Chandler often spoke about Power's second-hand bookshop that he frequented in Waterford. This was the famous "Sticky Back" Power's shop, known to several generations of Waterford people. Once, while talking about the bookshop, Chandler became quite emotional and told Long how much the old city meant to him. He said that of all the places he had lived in (and he stressed the word all) Waterford was the place that drew him back, in his mind, all the time. Chandler startled Long, on one occasion when he was talking about "Sticky Back's," by saying that he had been thinking about the old bookshop and had come up with an idea for a new Philip Marlowe novel. He thought it would be a wonderful idea to use the shop, and the maze of streets and lanes surrounding it, as a setting for the novel. He outlined the plot.  

Marlowe is visiting Ireland and he stops in Waterford for a few days. He visits a bar on the quays in Waterford and there he witnesses a fight  between sailors from different ships.  The next day he hears that one of the sailors from the fight has been murdered and the body was found slumped in Sticky Back's doorway. That evening Marlowe is recognized by the captain of the murdered sailor's boat and is asked to investigate.

And so begins the new Philip Marlowe mystery. Let's pause a moment and think a little bit about that. We could have had a Philip Marlowe novel set in Waterford and, when the inevitable film version was made, would it have starred Humphrey Bogart and would the film crews have filmed in Waterford? Nothing came of it, however, and Chandler died the following year.

In his professional career Chandler was one of the leading writers of the "hard-boiled" school of detective fiction and his stories are noted for their realism and violence. Chandler created the private eye (private investigator) Philip Marlowe, a modern knight who roams the Los Angeles area, protecting the helpless and bringing the guilty to justice. He published his first story in 1933 in Black Mask, a magazine that specialized in detective stories. From 1943 he was a Hollywood screenwriter. Among his best-known scripts were for the films Double Indemnity (1944), The Blue Dahlia (1946), and Strangers on a Train (1951), the last written in collaboration with Czenzi Ormonde.

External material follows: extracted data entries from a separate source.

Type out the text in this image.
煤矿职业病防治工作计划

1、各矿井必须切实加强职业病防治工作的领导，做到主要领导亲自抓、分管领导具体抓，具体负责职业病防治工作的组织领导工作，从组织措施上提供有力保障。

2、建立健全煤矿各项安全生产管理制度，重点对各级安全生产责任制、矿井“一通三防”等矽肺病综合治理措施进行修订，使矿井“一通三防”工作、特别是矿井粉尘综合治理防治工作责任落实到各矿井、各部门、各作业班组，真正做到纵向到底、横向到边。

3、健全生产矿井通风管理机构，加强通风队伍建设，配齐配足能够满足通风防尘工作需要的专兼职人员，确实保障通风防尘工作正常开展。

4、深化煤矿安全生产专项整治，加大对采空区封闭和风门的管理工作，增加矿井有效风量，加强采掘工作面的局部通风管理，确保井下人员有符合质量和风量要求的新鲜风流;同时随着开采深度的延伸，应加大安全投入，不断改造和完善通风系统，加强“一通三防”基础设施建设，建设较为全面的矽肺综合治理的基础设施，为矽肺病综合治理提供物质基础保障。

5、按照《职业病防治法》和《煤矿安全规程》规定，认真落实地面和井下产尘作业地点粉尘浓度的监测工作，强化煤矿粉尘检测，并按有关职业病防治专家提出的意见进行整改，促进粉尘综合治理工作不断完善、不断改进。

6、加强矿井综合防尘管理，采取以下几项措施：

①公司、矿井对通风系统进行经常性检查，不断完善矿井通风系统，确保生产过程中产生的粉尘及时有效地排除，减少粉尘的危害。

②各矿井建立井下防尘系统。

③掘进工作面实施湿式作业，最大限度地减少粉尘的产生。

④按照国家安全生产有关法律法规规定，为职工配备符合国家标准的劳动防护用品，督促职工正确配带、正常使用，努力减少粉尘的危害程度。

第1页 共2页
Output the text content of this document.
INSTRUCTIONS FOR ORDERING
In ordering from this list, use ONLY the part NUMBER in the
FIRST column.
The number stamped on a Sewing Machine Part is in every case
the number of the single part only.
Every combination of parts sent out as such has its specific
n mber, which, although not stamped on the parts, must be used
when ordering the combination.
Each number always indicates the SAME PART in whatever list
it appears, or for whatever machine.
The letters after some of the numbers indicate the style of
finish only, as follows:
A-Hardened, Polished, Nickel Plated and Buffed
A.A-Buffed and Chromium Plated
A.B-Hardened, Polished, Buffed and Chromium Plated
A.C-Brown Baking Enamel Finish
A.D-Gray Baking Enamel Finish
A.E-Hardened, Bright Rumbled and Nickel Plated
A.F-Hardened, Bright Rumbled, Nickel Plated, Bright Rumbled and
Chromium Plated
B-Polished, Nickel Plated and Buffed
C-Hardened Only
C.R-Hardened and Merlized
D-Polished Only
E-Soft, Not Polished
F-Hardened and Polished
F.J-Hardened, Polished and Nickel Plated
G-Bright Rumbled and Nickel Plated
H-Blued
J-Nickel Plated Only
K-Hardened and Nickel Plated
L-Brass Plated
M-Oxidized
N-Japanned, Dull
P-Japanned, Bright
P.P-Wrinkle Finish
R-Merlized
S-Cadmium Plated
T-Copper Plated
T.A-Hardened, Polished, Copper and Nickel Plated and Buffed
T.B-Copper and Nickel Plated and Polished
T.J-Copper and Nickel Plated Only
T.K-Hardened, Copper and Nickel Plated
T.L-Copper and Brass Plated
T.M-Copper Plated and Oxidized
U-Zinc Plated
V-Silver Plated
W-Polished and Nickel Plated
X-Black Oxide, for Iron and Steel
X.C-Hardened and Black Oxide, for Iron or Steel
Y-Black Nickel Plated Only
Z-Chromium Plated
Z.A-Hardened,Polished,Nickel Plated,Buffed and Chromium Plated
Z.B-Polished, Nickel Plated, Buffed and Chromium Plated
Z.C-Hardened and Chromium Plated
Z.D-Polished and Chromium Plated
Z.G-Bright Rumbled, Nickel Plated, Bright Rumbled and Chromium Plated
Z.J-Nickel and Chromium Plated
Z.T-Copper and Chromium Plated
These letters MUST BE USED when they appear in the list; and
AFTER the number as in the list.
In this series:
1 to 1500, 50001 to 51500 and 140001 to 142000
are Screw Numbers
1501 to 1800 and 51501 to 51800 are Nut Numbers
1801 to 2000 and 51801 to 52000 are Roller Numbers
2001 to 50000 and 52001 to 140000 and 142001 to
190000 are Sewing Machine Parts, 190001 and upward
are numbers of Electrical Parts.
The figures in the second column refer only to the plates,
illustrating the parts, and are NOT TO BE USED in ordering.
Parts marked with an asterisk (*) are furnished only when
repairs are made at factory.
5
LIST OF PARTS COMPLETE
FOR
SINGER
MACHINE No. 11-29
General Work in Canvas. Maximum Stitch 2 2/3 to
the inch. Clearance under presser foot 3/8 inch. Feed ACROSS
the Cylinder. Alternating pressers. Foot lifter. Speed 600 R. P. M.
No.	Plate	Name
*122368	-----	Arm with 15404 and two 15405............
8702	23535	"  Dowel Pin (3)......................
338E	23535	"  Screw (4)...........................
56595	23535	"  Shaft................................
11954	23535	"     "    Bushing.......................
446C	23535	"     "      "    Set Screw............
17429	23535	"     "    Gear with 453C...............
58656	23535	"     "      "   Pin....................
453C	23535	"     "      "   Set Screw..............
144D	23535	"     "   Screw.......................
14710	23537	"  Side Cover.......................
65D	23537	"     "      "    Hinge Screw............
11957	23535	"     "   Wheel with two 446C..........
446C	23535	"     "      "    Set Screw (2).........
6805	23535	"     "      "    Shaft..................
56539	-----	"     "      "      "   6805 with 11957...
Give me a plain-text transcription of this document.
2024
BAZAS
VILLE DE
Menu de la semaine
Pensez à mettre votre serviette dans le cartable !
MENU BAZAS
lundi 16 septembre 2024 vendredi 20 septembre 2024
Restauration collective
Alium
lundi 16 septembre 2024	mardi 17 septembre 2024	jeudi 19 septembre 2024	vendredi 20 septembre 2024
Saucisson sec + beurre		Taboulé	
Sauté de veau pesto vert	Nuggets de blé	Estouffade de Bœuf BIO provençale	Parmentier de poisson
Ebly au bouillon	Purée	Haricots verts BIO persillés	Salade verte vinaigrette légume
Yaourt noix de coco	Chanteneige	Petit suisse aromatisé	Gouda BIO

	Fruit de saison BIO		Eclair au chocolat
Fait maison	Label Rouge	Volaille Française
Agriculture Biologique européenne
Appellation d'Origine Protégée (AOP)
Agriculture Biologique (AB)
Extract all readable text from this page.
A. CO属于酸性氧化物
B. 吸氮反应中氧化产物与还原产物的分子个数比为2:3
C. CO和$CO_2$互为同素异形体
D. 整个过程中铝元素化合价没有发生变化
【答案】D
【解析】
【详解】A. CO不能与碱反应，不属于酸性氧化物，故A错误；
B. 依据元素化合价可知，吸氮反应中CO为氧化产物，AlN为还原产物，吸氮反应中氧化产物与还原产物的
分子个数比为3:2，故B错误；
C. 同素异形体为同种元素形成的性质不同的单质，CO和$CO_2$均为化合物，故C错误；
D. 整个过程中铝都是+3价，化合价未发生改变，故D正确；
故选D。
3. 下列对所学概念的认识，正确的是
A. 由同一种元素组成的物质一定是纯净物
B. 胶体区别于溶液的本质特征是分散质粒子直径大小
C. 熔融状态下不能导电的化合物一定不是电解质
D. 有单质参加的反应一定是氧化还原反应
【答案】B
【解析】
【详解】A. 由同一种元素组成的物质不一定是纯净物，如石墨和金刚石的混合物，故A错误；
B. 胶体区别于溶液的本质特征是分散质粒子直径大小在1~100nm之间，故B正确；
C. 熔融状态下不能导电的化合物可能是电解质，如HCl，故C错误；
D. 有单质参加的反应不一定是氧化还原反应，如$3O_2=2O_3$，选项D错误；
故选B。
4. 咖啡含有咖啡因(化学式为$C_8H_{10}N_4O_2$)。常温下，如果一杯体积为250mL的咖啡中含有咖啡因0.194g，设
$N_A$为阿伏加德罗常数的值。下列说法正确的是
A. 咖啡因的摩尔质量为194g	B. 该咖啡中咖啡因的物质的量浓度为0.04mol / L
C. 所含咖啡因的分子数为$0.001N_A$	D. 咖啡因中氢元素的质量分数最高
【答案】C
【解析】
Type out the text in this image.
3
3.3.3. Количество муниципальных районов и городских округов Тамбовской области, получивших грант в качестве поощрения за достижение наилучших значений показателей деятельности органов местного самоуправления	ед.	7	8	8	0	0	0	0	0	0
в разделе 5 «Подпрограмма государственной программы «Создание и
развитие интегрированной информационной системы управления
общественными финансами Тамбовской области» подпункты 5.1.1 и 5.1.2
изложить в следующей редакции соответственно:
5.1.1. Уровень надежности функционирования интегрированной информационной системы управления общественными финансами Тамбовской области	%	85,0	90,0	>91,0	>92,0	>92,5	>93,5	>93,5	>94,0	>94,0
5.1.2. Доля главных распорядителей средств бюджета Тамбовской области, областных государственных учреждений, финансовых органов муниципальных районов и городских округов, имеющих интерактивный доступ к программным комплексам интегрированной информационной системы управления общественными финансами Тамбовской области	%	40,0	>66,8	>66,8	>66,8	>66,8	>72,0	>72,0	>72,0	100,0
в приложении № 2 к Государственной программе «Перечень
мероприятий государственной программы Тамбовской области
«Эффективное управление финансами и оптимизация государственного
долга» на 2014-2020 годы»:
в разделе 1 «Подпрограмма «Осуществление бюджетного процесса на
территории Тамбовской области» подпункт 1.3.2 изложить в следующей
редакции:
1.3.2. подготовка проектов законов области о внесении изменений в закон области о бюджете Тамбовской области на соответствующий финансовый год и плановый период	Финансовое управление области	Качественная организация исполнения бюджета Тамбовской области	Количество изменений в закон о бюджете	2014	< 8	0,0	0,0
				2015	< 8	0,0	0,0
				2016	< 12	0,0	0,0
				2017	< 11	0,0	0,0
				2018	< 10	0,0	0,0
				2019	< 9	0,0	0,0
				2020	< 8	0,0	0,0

Chandler wrote slowly and carefully. He produced only seven novels, all with Philip Marlowe as hero: The Big Sleep (1939), Farewell, My Lovely (1940), The High Window (1942), The Lady in the Lake (1943), The Little Sister (1949), The Long Goodbye (1953), and Playback (1958). Among his numerous short-story collections are Five Murderers (1944) and The Midnight Raymond Chandler (1971). The most popular film versions of Chandler's work were Murder, My Sweet (1945; also distributed as Farewell, My Lovely), starring Dick Powell, and The Big Sleep (1946), starring Humphrey Bogart, both film noir classics.  A collection called The Simple Art of Murder (1950) includes short stories and an essay on Chandler's philosophy of detective-story writing.